Special Kavli Seminar

Exciton Propagation in Atomically Thin Semiconductors

Alexey Chernikov

Department of Physics, University of Regensburg, Germany

Coulomb-bound electron-hole pairs, or excitons, have been in the focus of the solid-state research for many decades. They are of paramount importance for the fundamental understanding of interacting charge carriers in semiconductors. Recently, excitons in single layers of semiconducting transition-metal dichalcogenides (TMDCs) are found to combine a number of intriguing properties, including binding energies on the order of 0.5 eV, strong light-matter interaction and spin-valley coupling. It renders these electronic quasi-particles highly interesting both for fundamental research and future technology. In this context, it is important to consider that strongly-bound excitons in TMDCs are free to move in two dimensions. This has major implications, including the potential to deliberately manipulate exciton currents as well as to realize some of the more intriguing concepts using excitons at room temperature.
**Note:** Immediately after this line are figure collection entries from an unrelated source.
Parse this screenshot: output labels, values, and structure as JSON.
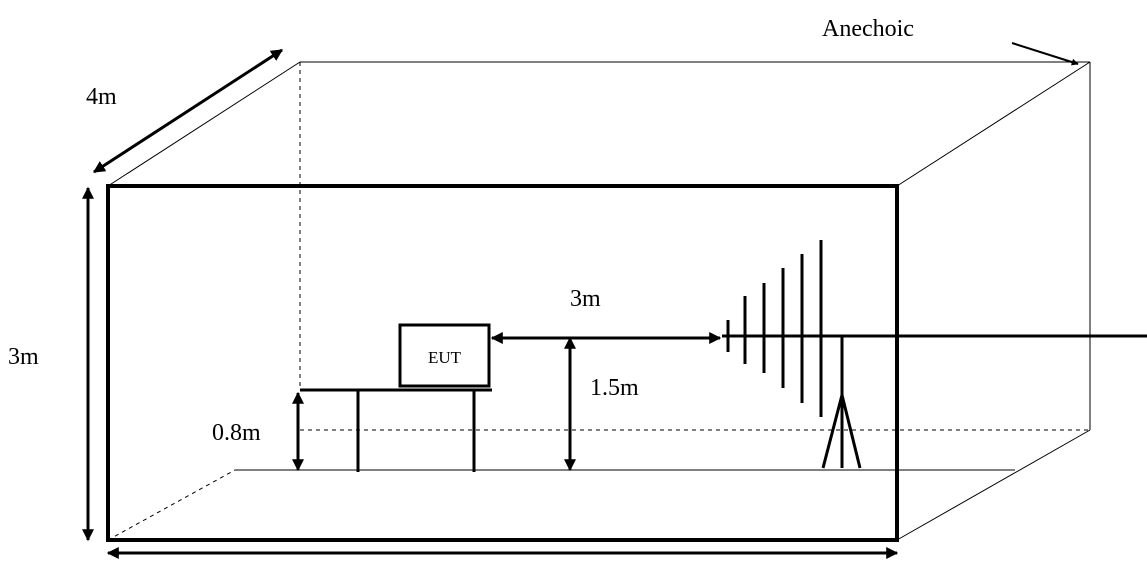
{
  "labels": {
    "chamber": "Anechoic",
    "depth": "4m",
    "height": "3m",
    "distance": "3m",
    "antenna_height": "1.5m",
    "table_height": "0.8m",
    "eut": "EUT"
  },
  "colors": {
    "stroke": "#000000",
    "background": "#ffffff"
  }
}
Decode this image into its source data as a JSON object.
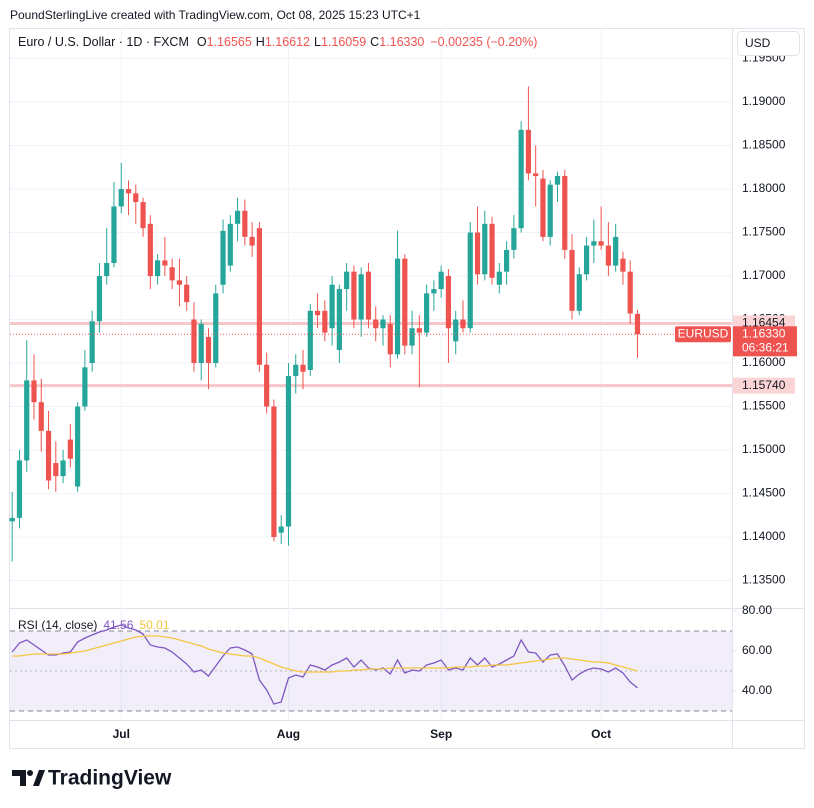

In this talk I will address the topic of exciton transport and discuss linear and nonlinear effective diffusion of excitons in semiconducting 2D materials. I will show how the interplay of many-particle interactions and propagation results in an apparent increase of diffusion coefficient by as much as two orders of magnitude, accompanied by characteristic changes in the exciton distribution profiles. I will further discuss the peculiar appearance of long-lived, micrometer-sized halo shapes in the exciton emission, indicating intricate collective phenomena and memory effects in the dynamics of Coulomb-bound quasiparticles in atomically thin materials. Overall, the obtained results should be both interesting from the perspective of fundamental exciton physics and highly relevant for the design of TMDC-based optoelectronic devices.
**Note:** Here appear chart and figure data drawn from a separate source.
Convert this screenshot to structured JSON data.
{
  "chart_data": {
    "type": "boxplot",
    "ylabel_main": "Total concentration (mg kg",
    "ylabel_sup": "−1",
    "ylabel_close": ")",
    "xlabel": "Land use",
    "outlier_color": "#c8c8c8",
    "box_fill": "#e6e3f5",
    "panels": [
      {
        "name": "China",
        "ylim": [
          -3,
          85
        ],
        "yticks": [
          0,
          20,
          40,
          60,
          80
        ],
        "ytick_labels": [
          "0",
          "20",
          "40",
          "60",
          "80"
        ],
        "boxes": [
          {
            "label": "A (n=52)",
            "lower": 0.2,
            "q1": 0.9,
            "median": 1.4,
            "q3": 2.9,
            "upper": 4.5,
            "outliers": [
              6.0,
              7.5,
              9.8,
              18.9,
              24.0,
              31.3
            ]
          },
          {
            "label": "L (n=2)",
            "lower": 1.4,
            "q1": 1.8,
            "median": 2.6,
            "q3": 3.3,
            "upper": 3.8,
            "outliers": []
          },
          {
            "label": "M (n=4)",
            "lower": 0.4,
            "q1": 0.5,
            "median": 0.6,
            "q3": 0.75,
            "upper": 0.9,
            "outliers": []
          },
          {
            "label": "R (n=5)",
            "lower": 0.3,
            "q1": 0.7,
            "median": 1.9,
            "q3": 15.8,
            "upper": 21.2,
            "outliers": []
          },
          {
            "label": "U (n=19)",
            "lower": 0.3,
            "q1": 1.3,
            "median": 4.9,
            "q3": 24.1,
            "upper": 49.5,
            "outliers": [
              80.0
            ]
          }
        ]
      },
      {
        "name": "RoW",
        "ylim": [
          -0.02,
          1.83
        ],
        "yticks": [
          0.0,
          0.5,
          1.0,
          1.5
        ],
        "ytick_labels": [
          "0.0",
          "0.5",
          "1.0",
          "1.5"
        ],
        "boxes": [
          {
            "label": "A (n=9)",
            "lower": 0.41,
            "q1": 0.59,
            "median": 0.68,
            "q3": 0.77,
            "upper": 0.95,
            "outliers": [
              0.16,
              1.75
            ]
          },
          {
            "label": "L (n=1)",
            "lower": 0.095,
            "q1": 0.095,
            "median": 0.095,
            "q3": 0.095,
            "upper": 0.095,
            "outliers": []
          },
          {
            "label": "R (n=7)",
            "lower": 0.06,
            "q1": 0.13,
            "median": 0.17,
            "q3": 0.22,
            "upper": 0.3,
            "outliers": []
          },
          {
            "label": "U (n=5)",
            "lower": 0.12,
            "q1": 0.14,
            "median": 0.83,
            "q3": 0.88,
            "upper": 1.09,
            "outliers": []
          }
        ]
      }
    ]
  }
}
Bio: Alexey Chernikov received his Ph.D. at the University of Marburg (Germany) studying photo-excited electron dynamics and optics of III-V and IV-V semiconductors and their nanostructures. In 2013 he joined the group of Tony F. Heinz at Columbia University (New York, USA) with Alexander von Humboldt Fellowship grant as a postdoctoral researcher, working on excitonic phenomena in two-dimensional van der Waals materials and hybrid perovskites. Currently, he is leading a research group at the Regensburg University (Germany) focusing on fundamental studies and developing advanced concepts for precise manipulation of electronic many-body states in nanostructured materials.